De agressie, in drie van de vijf gevallen, volgt op de harde prediking van Nephi — de jongere broer die hen de les spelt. “Wij willen niet dat onze jongere broer heerser over ons zal zijn” lijkt telkens de druppel teveel te zijn. De wrok van Laman en Lemuel zit diep. Telkens borrelt weer de woede op dat zij als oudere broers moeten onderdoen voor de jongste. Natuurlijk rechtvaardigt dit geen enkele van Lamans en Lemuels optredens. Maar gelden onze normen zomaar in die wildernis, in die basale wereld van extremen, in een cultuur van geweld? Was het niet Nephi die ertoe gebracht werd van een dronken man zijn hoofd af te hakken?

 

4.4 – Een ambigue koning met een bittere onderlaag

4.4.1 – De weg naar een soort koningschap
4.4.2 – Een verbitterde veer die openspringt

4.4.1 – De weg naar een soort koningschap

Na de landing in het beloofde land lijkt de beginperiode eerst vreedzaam tussen Nephi en zijn boers te verlopen. De migranten verkennen het land, bebouwen de grond, planten de meegebrachte zaden, ontdekken ertsen en zijn “overvloedig gezegend” (1 Nephi 18:24–25). De laatste hoofdstukken van 1 Nephi doen zelfs een redelijke verstandhouding tussen Nephi en zijn broers vermoeden want hij leest hen “vele dingen” voor uit Jesaja en beantwoordt hun vragen (1 Nephi 19:22 tot het einde van 1 Nephi). Dan komt de overgang naar 2 Nephi waar de oude vader Lehi overneemt met zijn toespraken en zegens. Wat Laman en Lemuel daar te horen krijgen en hoe dit zich verhoudt tot Nephi besprak ik hiervoor.

Na Lehi’s dood loopt het opnieuw snel mis. Nephi’s prediking irriteert (2 Nephi 4:13–14). Het gekende scenario herhaalt zich: “Hun toorn op mij nam toe, zodanig dat zij mij naar het leven stonden” (2 Nephi 5:2). Het grote discussiepunt draait opnieuw om leiderschap. In de woorden van de broers:

Onze jongere broer denkt over ons te heersen; en wij hebben wegens hem vele beproevingen gehad; welnu, laten wij hem doden om niet nog meer te worden gekweld wegens zijn woorden. Want zie, wij willen hem niet als onze heerser hebben, want het komt ons toe, die de oudere broers zijn, om over dit volk te heersen. (vers 3)
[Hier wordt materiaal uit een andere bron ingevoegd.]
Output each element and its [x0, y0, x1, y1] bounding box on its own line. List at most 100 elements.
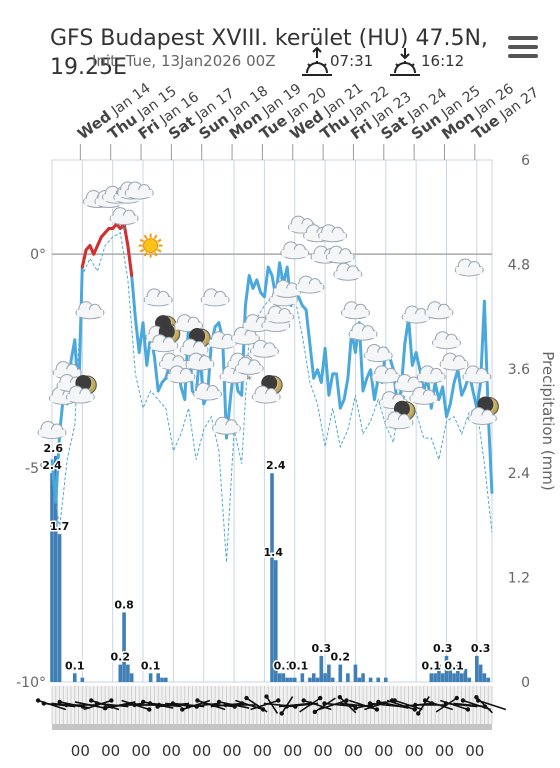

Het leidt tot Nephi’s cruciale beslissing — op aangeven van de Heer — om met zijn groep weg te trekken (verzen 5–6). Het is het begin van twee gescheiden bevolkingsgroepen, maar het stopt geenszins de spanning tussen Nephi en Laman en Lemuel. Dat oude probleem van het leiderschap blijft sudderen.
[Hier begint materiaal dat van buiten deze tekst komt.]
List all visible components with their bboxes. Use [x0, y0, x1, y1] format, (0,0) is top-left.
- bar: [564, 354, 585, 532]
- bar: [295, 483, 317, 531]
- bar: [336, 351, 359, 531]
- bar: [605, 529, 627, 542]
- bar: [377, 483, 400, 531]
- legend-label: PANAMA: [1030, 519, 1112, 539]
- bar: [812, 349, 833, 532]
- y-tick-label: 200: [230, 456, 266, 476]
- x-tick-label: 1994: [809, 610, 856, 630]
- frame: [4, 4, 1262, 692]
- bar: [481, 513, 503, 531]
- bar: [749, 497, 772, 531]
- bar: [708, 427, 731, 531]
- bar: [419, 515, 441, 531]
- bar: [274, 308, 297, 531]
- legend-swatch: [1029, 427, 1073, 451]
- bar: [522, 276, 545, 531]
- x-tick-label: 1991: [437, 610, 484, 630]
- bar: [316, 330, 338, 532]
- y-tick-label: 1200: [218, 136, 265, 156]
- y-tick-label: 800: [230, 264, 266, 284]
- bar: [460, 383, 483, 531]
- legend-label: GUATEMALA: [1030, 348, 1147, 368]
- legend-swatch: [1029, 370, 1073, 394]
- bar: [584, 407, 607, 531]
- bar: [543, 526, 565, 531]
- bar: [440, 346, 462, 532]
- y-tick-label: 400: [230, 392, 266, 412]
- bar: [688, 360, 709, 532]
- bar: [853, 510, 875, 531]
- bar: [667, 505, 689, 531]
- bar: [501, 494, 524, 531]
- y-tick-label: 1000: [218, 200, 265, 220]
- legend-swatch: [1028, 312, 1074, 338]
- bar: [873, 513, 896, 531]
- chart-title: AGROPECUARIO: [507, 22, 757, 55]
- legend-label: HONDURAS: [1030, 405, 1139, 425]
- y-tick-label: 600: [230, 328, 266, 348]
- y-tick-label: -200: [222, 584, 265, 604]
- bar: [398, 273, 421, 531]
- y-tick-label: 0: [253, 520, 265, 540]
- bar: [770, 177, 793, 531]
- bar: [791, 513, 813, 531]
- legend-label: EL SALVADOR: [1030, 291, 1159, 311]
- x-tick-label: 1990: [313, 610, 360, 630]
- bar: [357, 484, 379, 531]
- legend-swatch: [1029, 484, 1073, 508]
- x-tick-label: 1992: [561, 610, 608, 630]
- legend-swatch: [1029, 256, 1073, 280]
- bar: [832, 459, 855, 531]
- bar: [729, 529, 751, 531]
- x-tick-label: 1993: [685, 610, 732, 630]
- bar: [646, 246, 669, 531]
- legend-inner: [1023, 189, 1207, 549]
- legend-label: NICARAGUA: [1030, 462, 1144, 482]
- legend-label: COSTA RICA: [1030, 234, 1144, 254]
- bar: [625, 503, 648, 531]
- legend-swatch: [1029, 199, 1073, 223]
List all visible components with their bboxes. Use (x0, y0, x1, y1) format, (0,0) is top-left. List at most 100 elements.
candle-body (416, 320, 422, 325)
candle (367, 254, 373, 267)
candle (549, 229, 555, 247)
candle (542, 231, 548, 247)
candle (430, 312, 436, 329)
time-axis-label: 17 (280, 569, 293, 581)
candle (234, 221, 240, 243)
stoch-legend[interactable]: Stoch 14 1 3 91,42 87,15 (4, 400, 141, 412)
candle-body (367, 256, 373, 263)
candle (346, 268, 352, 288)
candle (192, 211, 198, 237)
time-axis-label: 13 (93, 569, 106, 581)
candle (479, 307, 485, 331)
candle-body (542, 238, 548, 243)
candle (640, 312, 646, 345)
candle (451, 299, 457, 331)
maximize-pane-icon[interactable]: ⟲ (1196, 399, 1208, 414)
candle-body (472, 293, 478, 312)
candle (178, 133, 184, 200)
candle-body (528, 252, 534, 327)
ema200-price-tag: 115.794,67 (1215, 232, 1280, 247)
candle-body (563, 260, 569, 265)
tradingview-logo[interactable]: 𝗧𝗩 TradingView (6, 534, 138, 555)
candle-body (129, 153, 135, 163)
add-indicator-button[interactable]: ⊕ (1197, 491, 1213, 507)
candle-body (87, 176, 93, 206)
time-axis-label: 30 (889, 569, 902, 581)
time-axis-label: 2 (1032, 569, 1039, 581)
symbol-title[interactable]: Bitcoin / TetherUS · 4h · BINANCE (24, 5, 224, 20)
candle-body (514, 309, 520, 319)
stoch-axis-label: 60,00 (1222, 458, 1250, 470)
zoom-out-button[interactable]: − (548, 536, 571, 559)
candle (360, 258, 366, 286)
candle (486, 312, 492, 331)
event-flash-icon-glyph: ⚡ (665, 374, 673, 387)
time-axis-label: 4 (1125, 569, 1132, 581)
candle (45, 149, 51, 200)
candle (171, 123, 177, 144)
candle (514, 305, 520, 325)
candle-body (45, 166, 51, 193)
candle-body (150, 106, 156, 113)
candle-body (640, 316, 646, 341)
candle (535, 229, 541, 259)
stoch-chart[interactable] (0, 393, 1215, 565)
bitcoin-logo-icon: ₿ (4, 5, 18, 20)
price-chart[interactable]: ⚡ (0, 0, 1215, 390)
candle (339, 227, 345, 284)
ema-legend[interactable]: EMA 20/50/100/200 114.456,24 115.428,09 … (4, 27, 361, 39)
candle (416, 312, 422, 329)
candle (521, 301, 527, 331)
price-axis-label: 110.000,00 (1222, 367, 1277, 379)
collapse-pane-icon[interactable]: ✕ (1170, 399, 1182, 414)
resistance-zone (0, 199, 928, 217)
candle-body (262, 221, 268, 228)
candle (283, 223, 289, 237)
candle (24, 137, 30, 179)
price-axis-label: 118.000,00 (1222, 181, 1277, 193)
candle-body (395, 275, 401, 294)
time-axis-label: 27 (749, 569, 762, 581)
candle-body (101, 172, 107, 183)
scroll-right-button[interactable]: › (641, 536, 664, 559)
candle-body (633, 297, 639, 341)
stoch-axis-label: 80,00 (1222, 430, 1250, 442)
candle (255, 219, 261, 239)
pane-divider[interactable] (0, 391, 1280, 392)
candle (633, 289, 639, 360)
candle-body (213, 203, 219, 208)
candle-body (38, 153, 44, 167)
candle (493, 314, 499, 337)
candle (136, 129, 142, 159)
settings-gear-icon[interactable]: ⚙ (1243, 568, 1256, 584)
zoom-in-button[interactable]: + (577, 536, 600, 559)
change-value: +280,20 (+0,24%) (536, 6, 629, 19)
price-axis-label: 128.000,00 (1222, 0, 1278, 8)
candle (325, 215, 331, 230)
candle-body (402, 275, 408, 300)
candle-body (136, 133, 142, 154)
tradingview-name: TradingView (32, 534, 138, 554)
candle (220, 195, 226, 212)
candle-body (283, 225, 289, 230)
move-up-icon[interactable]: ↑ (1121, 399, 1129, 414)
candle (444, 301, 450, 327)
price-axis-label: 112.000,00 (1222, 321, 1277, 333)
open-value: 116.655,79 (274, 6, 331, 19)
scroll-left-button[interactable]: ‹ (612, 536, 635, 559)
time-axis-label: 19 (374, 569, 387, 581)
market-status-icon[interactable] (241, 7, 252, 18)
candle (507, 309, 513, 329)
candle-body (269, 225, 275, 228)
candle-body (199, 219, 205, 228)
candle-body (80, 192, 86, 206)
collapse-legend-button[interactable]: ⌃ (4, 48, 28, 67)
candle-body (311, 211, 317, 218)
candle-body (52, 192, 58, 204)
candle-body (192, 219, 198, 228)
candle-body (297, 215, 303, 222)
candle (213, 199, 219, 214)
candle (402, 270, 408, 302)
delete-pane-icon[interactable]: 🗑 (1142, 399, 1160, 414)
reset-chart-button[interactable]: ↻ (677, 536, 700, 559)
Hoofdstuk 5 van 2 Nephi gaat verder met een compacte beschrijving van de ervaringen van Nephi’s groep in hun nieuw gebied. Na “vele dagen” reizen slagen ze hun tenten op, noemen de plaats Nephi en zichzelf het volk van Nephi (verzen 7 tot 9). Die benamingen bevestigen uiteraard Nephi’s centrale rol en effectief leiderschap. Er wordt gezaaid en in overvloed geoogst, erts gesmolten, zwaarden gesmeed, hout bewerkt en gebouwen opgericht. Nephi bouwt zelfs een tempel (verzen 11 tot 17). De periode bestrijkt dus wel een aantal jaren.
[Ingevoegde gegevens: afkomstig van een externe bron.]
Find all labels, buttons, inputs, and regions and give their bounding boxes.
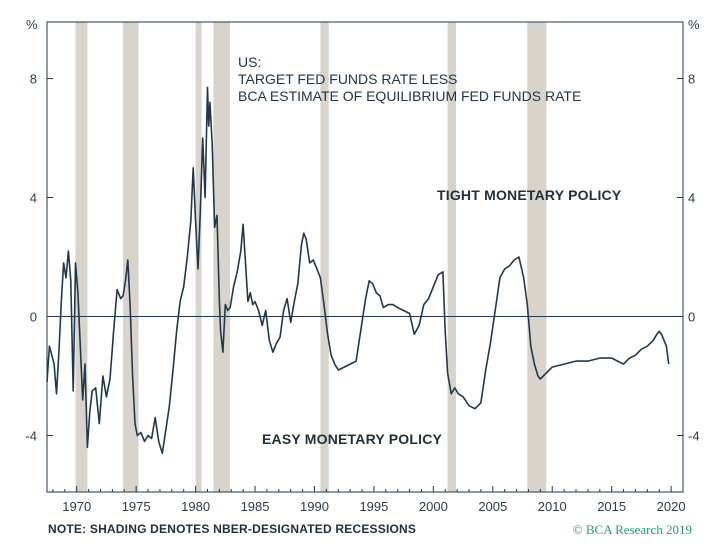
y-tick-label-left--4: -4 (25, 428, 37, 443)
recession-band-2 (123, 22, 139, 492)
recession-band-1 (75, 22, 88, 492)
x-tick-label-2010: 2010 (538, 499, 567, 514)
chart-title-line-1: US: (238, 54, 261, 70)
chart-title-line-3: BCA ESTIMATE OF EQUILIBRIUM FED FUNDS RA… (238, 88, 581, 104)
y-tick-label-left-8: 8 (30, 72, 37, 87)
footnote: NOTE: SHADING DENOTES NBER-DESIGNATED RE… (48, 522, 417, 536)
y-tick-label-right--4: -4 (688, 428, 700, 443)
unit-right: % (688, 17, 700, 32)
y-tick-label-left-0: 0 (30, 309, 37, 324)
x-axis: 1970 1975 1980 1985 1990 1995 2000 2005 2010 2015… (52, 486, 686, 514)
y-axis-right: -4 0 4 8 (677, 72, 700, 443)
x-tick-label-1980: 1980 (181, 499, 210, 514)
x-tick-label-1970: 1970 (62, 499, 91, 514)
x-tick-label-2000: 2000 (419, 499, 448, 514)
annotation-easy: EASY MONETARY POLICY (262, 431, 443, 447)
x-tick-label-2015: 2015 (597, 499, 626, 514)
x-tick-label-2020: 2020 (657, 499, 686, 514)
x-tick-label-2005: 2005 (478, 499, 507, 514)
unit-left: % (26, 17, 38, 32)
y-tick-label-left-4: 4 (30, 191, 37, 206)
recession-band-5 (320, 22, 329, 492)
y-tick-label-right-8: 8 (688, 72, 695, 87)
chart-title-line-2: TARGET FED FUNDS RATE LESS (238, 71, 457, 87)
recession-band-6 (447, 22, 456, 492)
recession-band-4 (213, 22, 231, 492)
credit: © BCA Research 2019 (572, 522, 692, 537)
x-tick-label-1975: 1975 (122, 499, 151, 514)
y-axis-left: -4 0 4 8 (25, 72, 53, 443)
annotation-tight: TIGHT MONETARY POLICY (437, 187, 622, 203)
series-line (46, 86, 670, 455)
recession-band-7 (527, 22, 547, 492)
x-tick-label-1985: 1985 (241, 499, 270, 514)
x-tick-label-1990: 1990 (300, 499, 329, 514)
y-tick-label-right-4: 4 (688, 191, 695, 206)
y-tick-label-right-0: 0 (688, 309, 695, 324)
plot-frame (46, 21, 684, 493)
x-tick-label-1995: 1995 (359, 499, 388, 514)
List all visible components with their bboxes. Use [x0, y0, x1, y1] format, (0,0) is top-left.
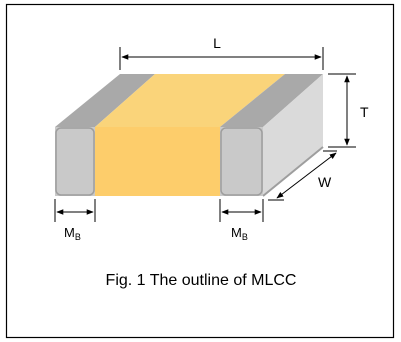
front-terminal-left — [55, 127, 95, 196]
mlcc-chip — [55, 74, 324, 197]
length-dimension: L — [119, 35, 324, 70]
figure-border — [5, 3, 395, 339]
width-dimension: W — [268, 150, 337, 201]
front-body-face — [95, 127, 220, 196]
band-label-left-sub: B — [75, 232, 81, 242]
width-label: W — [318, 174, 332, 190]
band-label-left: MB — [64, 225, 81, 242]
length-label: L — [213, 35, 221, 51]
top-body-face — [95, 74, 285, 127]
band-label-right: MB — [231, 225, 248, 242]
top-terminal-right — [220, 74, 323, 127]
band-label-right-sub: B — [242, 232, 248, 242]
band-dimension-right: MB — [219, 199, 264, 242]
thickness-label: T — [360, 104, 369, 120]
front-terminal-right — [220, 127, 263, 196]
band-label-left-main: M — [64, 225, 75, 240]
top-terminal-left — [55, 74, 155, 127]
band-label-right-main: M — [231, 225, 242, 240]
figure-caption: Fig. 1 The outline of MLCC — [106, 272, 297, 289]
thickness-dimension: T — [328, 73, 369, 148]
band-dimension-left: MB — [54, 199, 96, 242]
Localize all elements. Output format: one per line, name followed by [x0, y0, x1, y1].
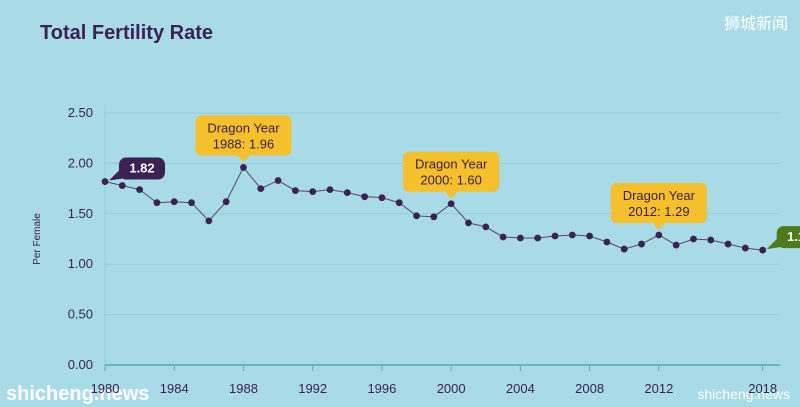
- watermark-bottom-left: shicheng.news: [6, 383, 150, 405]
- x-tick-label-0: 1980: [91, 381, 120, 396]
- data-point-1995: [361, 193, 369, 201]
- data-point-2011: [638, 240, 645, 248]
- data-point-2007: [568, 231, 576, 239]
- x-tick-label-7: 2008: [575, 381, 604, 396]
- data-point-2002: [482, 223, 490, 231]
- data-point-2005: [534, 234, 542, 242]
- annotation-line1-1: Dragon Year: [415, 157, 488, 172]
- data-point-1982: [136, 186, 144, 194]
- data-point-2003: [499, 233, 507, 241]
- data-point-2006: [551, 232, 559, 240]
- x-tick-label-2: 1988: [229, 381, 258, 396]
- annotation-line2-2: 2012: 1.29: [628, 204, 689, 219]
- y-axis-label: Per Female: [32, 213, 43, 265]
- y-tick-label-4: 2.00: [68, 155, 93, 170]
- data-point-1992: [309, 188, 317, 196]
- annotation-pointer-0: [237, 155, 250, 163]
- annotation-line1-0: Dragon Year: [207, 120, 280, 135]
- value-label-box-0: [119, 157, 165, 180]
- data-point-2004: [516, 234, 524, 242]
- annotation-box-0: [195, 115, 292, 156]
- data-point-1994: [343, 189, 351, 197]
- x-tick-label-5: 2000: [437, 381, 466, 396]
- data-point-2010: [620, 245, 628, 253]
- value-label-0: 1.82: [109, 157, 165, 181]
- data-point-1991: [291, 187, 299, 195]
- data-point-1998: [413, 212, 420, 220]
- chart-title: Total Fertility Rate: [40, 22, 213, 44]
- annotation-line2-1: 2000: 1.60: [420, 173, 481, 188]
- value-label-pointer-1: [766, 239, 787, 250]
- x-tick-label-1: 1984: [160, 381, 189, 396]
- annotation-pointer-1: [445, 191, 458, 199]
- y-tick-label-5: 2.50: [68, 105, 93, 120]
- value-label-box-1: [776, 226, 800, 249]
- data-point-1997: [395, 199, 403, 207]
- watermark-bottom-right: shicheng.news: [697, 386, 790, 402]
- data-point-2000: [447, 200, 455, 208]
- data-point-1981: [118, 182, 126, 189]
- y-tick-label-2: 1.00: [68, 256, 93, 271]
- data-point-2012: [655, 231, 663, 239]
- data-point-1988: [240, 164, 247, 171]
- annotation-line2-0: 1988: 1.96: [213, 136, 274, 151]
- data-point-2008: [586, 232, 594, 240]
- data-point-2015: [707, 236, 715, 244]
- annotation-box-2: [610, 182, 707, 223]
- data-point-1993: [326, 186, 334, 194]
- value-label-1: 1.14: [766, 226, 800, 250]
- data-point-2013: [672, 241, 680, 249]
- data-point-2014: [690, 235, 697, 243]
- x-tick-label-9: 2018: [748, 381, 777, 396]
- data-point-1984: [170, 198, 178, 206]
- y-tick-label-0: 0.00: [68, 357, 93, 372]
- x-tick-label-3: 1992: [298, 381, 327, 396]
- y-tick-label-3: 1.50: [68, 206, 93, 221]
- annotation-line1-2: Dragon Year: [623, 188, 696, 203]
- data-point-1999: [430, 213, 438, 221]
- x-tick-label-6: 2004: [506, 381, 535, 396]
- x-tick-label-8: 2012: [644, 381, 673, 396]
- data-point-1990: [274, 177, 282, 184]
- value-label-text-1: 1.14: [787, 229, 800, 244]
- data-point-1996: [378, 194, 386, 202]
- data-point-1985: [188, 199, 195, 207]
- data-point-1986: [205, 217, 213, 225]
- watermark-top-right: 狮城新闻: [723, 14, 788, 33]
- data-point-1989: [257, 185, 265, 193]
- value-label-text-0: 1.82: [129, 161, 154, 176]
- annotation-box-1: [403, 151, 500, 192]
- data-point-2018: [759, 246, 767, 254]
- data-point-2017: [741, 244, 749, 252]
- data-point-2009: [603, 238, 611, 246]
- x-tick-label-4: 1996: [367, 381, 396, 396]
- data-point-1980: [101, 178, 109, 185]
- data-point-2001: [465, 219, 472, 227]
- annotation-pointer-2: [652, 222, 665, 230]
- data-point-1983: [153, 199, 161, 207]
- data-point-1987: [222, 198, 230, 206]
- data-point-2016: [724, 240, 732, 248]
- y-tick-label-1: 0.50: [68, 307, 93, 322]
- value-label-pointer-0: [109, 170, 129, 181]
Dan komt het moment waarvan de psychologische en symbolische betekenis niet te onderschatten valt: “En het geschiedde dat zij wilden dat ik hun koning zou zijn. Maar ik, Nephi, wilde niet dat zij een koning hadden; niettemin deed ik voor hen wat in mijn vermogen was” (vers 18).

Nephi moet zich de verwijten van Laman herinnerd hebben. Na de dood van Ismaël, dus nog voor het vertrek naar het beloofde land, hitste Laman zijn medestanders op:

“[Nephi denkt] dat hij ons naar de een of andere vreemde wildernis kan wegleiden; en nadat hij ons heeft weggeleid, denkt hij zichzelf tot koning en heerser over ons te maken, zodat hij met ons kan handelen naar zijn wil en welbehagen.” (1 Nephi 16:38)

Koning worden betekende dus Laman deels gelijk geven.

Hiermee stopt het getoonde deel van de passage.